The story "Burn" is based on a story Talty heard about a man whose hair froze to the ground, he said. An infestation of caterpillars in another was a story out of Aroostook County.

While the reviews are gratifying, Talty said those who see the stories as reflective of the Penobscot Nation or the Native American experience overall are falling into the trope of "exoticized foreknowledge" described by writer David Treuer.

"People come to the page with the idea that a few of these characters represent a whole population of the tribe," he said. "That generalization has its roots in a long history of colonial storytelling. It says a lot about how we've been taught to read."

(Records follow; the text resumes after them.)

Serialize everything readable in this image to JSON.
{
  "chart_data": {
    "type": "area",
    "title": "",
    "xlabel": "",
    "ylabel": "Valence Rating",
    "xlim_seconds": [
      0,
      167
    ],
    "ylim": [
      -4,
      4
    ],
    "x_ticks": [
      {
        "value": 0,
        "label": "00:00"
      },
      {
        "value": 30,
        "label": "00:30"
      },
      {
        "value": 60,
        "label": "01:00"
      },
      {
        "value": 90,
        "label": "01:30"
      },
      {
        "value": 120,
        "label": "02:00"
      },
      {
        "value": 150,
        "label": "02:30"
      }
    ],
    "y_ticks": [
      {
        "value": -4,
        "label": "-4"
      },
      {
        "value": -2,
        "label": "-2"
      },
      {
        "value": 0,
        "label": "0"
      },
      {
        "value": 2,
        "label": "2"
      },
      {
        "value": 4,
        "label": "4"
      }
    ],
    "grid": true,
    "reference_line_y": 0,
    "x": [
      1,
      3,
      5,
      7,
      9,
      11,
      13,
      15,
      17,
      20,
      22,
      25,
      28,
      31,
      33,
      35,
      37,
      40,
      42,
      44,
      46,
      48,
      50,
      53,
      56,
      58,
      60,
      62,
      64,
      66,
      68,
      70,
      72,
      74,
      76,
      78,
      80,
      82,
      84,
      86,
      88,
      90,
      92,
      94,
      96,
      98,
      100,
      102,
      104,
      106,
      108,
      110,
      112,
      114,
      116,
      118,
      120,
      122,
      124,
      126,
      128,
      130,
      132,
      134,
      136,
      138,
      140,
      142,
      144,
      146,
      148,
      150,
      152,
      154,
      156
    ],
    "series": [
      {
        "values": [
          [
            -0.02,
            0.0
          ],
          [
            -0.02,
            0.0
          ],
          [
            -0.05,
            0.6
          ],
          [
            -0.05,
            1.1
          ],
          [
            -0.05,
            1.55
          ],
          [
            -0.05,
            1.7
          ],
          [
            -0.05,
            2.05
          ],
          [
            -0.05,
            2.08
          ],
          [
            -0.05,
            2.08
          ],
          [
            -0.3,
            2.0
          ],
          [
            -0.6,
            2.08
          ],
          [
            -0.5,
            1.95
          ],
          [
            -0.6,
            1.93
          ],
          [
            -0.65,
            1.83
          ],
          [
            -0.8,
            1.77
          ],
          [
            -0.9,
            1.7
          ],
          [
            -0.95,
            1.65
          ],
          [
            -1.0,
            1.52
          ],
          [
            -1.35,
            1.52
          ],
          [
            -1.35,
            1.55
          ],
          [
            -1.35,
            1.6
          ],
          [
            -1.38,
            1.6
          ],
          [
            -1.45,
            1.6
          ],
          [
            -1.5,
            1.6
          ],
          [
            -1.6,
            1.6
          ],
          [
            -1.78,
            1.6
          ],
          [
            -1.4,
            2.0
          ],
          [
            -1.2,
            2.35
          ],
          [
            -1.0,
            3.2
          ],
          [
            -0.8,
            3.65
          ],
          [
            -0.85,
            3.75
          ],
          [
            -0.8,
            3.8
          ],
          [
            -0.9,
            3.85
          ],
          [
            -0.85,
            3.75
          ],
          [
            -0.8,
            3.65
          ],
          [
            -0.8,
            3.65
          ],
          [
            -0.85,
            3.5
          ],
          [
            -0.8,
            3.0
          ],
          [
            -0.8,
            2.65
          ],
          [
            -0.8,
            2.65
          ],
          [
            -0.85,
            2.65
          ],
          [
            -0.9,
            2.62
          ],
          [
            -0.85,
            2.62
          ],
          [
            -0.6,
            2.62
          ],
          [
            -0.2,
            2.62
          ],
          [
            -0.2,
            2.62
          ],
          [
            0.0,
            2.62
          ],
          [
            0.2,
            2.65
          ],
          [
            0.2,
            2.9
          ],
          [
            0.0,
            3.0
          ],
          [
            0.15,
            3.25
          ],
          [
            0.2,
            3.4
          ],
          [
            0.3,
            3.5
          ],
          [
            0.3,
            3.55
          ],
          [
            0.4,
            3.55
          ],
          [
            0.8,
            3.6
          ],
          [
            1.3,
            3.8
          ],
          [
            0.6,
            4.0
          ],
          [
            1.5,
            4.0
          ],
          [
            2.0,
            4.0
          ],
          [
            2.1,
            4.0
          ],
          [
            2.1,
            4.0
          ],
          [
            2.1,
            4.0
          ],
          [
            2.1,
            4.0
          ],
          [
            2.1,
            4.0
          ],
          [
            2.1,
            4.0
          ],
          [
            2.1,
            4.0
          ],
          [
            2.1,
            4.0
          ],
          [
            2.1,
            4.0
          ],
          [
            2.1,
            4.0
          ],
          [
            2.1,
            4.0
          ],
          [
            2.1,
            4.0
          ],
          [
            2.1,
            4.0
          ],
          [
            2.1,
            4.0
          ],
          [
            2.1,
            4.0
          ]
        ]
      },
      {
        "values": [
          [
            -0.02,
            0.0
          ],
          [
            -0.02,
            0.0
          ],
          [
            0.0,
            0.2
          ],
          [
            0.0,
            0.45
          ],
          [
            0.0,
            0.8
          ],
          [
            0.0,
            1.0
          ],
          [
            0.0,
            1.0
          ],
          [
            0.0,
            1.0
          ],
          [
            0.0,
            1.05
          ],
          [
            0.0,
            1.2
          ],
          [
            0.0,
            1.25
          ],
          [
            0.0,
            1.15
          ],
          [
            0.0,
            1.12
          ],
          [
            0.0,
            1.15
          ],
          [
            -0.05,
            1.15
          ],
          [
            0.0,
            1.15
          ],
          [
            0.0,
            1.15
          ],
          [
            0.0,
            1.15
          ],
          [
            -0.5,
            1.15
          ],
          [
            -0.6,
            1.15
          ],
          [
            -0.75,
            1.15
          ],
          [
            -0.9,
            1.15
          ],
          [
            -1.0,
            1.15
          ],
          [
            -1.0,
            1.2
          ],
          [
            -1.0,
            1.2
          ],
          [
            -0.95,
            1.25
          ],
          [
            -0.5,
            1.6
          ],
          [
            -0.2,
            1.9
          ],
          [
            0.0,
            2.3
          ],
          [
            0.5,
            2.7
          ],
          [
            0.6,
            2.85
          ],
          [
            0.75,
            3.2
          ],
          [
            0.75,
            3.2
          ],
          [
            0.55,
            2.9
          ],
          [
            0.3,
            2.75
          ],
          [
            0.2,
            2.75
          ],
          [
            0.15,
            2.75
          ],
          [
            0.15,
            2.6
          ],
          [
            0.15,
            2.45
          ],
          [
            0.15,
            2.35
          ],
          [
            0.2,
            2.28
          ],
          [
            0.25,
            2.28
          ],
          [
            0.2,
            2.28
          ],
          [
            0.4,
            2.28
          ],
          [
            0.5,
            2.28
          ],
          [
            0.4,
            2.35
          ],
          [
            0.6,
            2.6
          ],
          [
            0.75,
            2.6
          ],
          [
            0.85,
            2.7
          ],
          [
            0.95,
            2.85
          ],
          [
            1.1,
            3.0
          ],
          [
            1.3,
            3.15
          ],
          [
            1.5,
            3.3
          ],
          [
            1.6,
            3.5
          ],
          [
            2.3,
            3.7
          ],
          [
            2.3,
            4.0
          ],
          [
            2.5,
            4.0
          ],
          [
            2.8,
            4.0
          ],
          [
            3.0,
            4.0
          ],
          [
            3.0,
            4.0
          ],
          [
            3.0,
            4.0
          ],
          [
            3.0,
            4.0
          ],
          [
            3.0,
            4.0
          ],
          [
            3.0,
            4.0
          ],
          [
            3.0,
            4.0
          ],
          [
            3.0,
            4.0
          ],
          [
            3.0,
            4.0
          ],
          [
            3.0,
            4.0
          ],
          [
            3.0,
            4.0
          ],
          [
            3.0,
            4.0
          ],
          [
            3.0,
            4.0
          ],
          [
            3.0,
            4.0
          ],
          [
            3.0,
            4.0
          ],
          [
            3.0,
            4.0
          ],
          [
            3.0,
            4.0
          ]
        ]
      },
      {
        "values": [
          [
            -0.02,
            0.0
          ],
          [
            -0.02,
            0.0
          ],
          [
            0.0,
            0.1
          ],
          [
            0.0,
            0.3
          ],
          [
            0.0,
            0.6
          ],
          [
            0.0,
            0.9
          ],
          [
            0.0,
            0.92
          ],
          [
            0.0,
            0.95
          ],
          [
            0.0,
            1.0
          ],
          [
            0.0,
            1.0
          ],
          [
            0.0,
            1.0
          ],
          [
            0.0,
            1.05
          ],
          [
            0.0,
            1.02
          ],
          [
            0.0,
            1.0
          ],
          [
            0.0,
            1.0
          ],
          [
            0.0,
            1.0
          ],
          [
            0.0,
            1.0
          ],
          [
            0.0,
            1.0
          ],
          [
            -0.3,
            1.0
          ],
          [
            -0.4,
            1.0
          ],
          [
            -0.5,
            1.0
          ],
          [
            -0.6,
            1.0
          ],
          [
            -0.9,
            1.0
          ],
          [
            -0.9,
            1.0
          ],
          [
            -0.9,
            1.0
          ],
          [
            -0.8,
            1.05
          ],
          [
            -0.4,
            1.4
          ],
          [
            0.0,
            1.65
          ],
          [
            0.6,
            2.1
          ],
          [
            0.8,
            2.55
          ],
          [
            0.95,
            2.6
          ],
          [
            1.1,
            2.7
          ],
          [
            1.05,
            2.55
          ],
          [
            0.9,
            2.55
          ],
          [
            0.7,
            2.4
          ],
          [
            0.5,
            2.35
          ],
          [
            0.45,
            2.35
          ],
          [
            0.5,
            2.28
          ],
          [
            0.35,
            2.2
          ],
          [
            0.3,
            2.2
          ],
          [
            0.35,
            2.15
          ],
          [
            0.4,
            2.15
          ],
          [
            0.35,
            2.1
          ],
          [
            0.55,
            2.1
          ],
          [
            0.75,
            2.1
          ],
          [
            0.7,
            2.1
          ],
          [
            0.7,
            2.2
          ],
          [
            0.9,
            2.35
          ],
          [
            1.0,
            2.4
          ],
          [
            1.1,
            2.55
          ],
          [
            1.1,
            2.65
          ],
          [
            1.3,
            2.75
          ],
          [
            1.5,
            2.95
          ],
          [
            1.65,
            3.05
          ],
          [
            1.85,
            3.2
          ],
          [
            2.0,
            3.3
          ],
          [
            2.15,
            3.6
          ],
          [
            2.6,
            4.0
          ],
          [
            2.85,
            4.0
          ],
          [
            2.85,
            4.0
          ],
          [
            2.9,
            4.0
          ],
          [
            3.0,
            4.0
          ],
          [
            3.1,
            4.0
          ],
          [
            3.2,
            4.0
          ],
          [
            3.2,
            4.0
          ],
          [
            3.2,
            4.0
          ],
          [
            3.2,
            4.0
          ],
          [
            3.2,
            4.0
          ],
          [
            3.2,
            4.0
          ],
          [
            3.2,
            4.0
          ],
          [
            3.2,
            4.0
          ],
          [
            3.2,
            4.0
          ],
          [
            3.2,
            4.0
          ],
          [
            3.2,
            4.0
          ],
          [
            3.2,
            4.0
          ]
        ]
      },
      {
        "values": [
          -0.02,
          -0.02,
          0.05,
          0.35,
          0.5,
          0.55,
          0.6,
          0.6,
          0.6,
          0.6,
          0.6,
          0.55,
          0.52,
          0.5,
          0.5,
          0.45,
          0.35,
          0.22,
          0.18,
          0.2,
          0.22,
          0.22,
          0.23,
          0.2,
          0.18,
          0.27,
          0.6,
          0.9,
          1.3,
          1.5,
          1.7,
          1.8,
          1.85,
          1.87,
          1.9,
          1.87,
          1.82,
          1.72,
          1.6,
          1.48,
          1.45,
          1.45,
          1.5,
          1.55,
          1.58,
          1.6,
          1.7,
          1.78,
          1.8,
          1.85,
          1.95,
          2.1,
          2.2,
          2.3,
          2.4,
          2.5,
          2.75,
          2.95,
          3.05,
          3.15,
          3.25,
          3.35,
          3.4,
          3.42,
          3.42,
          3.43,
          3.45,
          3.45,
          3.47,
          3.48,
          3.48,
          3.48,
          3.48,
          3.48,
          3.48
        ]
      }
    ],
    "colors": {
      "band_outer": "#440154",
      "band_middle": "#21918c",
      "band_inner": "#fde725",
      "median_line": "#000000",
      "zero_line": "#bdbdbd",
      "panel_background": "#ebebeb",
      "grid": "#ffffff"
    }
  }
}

"So many people who read the book say, 'It's this Penobscot story' or 'This story is about Penobscot people,' when really it’s about a couple of Penobscot people who are experiencing these specific tragedies to them, right," he said. "If we base a culture solely on a few people’s experiences, we don’t really see that whole culture. The book when it has cultural elements to it, when we think about the spirituality in the book, yeah, those things are a bit more universal to the population, but when it’s David and Dee and their struggles, it’s their struggles, right? It’s not saying anything about the tribe. It’s not saying anything about Indigenous people. It’s saying something about the human condition, more broadly: that anybody can struggle from this stuff."

Talty said the island community provided a home and a sense of hope, in part, he said, because he realized people everywhere struggled with similar problems.

Talty said he tried to see the hope in his characters' lives.

"I guess the hope for all of them has always just been the fact that they kind of stuck together, that they weren’t by themselves, there wasn’t just one character who was suffering with this problem," he said. "It was a cast of characters suffering with specific problems unique to themselves but also products of their own histories, right? Instead of a larger colonial one, even though that’s obviously something there that we have to think about."

Today, Talty lives in Levant with his wife. He teaches writing part-time at the University of Maine and at Stonecoast at the University of Southern Maine.

His most recent novel, “Fire, Exit,” is with his agent.

Talty will discuss "Night of the Living Rez" at 6 p.m. Wednesday (July 6) as part of the Portland Public Library Spotlight Lecture Series at Bunker Brewing Co., 17 Westfield St., Portland; and again at 6:30 p.m. Thursday (July 7) at the Bangor Public Library, 145 Harlow St., Bangor.